His expression didn’t change, but his silence did.
Minji crossed her arms, her voice suspicious.
“Why is it so important that Seori be the one to kill the high priority target? You never assign missions like that. Not unless it’s personal.”
“I don’t need to explain my decisions to you,” the Guild Master said flatly.
“Maybe you should,” Minji shot back. “You’ve been sending us into more dangerous zones with less intel. And now you assign a high-level demon specifically to Seori? Why?”
Seori didn’t speak.
But I saw it too.
The way his jaw twitched. The way his fingers curled at his side like he was resisting the urge to grab something—or hide something.
He was lying.
I couldn’t prove it yet. But I felt it in my bones. In the way the air grew heavy.
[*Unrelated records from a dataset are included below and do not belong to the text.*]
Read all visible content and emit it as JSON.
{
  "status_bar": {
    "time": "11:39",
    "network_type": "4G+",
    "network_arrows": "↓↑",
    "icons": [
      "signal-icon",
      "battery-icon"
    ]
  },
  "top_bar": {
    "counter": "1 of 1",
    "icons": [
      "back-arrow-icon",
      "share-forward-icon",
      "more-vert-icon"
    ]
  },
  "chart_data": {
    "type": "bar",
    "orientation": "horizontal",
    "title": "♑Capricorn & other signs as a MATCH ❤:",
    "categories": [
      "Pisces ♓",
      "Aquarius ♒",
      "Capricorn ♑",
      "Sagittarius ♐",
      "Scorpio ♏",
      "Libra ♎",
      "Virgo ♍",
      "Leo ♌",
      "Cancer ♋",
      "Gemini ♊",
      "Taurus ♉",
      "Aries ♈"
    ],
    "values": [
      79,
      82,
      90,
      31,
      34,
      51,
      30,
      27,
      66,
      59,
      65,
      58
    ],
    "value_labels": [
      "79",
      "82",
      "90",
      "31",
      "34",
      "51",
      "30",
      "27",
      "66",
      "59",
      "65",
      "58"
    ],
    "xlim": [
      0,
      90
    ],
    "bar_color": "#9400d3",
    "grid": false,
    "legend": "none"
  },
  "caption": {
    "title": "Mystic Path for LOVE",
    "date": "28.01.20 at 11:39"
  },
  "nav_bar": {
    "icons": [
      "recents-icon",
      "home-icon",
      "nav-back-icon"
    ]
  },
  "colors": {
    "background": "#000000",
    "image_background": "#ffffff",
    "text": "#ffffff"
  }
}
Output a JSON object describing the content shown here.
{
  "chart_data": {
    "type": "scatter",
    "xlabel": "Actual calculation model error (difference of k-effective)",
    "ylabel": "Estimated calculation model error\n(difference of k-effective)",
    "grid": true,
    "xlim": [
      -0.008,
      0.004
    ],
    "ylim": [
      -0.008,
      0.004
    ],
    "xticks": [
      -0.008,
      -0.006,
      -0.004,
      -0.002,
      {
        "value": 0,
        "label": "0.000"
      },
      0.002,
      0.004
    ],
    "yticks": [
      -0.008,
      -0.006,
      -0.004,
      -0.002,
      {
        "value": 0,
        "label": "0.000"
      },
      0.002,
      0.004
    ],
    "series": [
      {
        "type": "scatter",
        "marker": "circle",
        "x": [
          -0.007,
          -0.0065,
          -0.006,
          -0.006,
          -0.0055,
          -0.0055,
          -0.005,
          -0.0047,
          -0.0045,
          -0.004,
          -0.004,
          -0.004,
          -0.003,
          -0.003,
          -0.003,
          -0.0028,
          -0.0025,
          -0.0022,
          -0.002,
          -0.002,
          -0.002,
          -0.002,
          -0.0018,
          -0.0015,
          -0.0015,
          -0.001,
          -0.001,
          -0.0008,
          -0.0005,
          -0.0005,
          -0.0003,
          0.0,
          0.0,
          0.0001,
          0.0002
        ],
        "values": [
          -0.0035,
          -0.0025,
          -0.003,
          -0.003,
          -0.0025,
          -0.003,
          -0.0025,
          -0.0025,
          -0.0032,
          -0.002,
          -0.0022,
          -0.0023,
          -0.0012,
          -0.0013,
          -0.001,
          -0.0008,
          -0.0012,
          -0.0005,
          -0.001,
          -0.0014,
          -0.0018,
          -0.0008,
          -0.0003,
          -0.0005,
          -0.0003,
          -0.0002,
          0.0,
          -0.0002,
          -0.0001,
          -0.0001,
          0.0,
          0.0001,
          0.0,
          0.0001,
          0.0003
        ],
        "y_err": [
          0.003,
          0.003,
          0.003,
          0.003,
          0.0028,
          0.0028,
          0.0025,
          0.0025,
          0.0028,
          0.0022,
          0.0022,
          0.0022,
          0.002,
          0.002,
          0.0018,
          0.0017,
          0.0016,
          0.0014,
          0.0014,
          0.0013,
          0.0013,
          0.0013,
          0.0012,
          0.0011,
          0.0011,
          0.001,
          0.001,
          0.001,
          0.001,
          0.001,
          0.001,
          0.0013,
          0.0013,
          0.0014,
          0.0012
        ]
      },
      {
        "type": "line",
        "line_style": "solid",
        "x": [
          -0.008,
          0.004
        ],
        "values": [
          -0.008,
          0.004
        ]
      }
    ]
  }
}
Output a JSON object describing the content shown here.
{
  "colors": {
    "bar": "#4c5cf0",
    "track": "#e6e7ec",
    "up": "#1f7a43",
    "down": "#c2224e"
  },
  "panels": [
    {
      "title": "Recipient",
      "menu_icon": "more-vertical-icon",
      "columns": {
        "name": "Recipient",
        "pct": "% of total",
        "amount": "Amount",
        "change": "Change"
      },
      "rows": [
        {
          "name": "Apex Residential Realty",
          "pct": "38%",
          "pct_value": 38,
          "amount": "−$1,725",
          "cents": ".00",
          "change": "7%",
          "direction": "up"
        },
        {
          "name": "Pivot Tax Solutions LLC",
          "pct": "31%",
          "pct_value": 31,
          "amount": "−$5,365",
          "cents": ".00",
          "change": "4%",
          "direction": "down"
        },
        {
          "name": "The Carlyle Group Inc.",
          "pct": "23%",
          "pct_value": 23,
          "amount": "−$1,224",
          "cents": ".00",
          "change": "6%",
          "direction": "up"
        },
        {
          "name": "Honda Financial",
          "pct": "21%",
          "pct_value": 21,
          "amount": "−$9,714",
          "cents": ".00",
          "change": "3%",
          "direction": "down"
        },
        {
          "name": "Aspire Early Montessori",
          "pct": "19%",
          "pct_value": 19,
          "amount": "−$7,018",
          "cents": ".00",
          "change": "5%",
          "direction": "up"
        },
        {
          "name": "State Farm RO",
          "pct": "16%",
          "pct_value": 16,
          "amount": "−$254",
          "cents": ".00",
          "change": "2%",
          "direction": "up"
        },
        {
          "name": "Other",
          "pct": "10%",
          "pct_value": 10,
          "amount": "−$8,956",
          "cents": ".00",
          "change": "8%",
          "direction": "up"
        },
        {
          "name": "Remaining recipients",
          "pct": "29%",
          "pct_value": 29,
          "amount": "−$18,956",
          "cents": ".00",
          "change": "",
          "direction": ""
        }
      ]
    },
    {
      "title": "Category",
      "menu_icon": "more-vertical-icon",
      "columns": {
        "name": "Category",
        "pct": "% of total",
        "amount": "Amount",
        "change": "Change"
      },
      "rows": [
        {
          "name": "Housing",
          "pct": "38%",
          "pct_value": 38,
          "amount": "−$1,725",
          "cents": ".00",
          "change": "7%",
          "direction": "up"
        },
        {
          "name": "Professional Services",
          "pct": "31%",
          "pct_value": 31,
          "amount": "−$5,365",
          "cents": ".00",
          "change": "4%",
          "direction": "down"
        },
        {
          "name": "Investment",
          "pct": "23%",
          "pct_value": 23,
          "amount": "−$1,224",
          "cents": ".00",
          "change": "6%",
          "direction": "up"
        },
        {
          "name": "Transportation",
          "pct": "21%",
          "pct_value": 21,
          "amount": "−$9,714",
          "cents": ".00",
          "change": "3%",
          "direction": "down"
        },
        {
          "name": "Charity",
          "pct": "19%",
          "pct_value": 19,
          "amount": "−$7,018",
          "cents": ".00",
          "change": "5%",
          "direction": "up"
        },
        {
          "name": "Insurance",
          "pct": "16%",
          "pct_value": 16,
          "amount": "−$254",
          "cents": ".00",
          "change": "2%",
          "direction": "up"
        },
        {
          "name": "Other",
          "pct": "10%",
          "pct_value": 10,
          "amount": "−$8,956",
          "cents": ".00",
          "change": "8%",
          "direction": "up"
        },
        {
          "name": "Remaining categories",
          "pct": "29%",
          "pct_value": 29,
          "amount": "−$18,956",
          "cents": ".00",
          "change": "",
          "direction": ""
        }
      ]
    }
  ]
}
In the way Seori’s bond mark—it hadn’t stopped glowing since the mission—pulsed faintly under her collarbone.
“You’re hiding something,” I whispered.
The Guild Master met my eyes.
“Careful, Yuna. Curiosity in this Guild is the quickest way to get reassigned—or removed.”
And just like that, he turned and walked out. The room fell into a brittle silence. Seori looked down at her hands. Minji stared at the door. I stood there, rage simmering beneath my skin.
Something was wrong.
And I swore, I would find out what it was.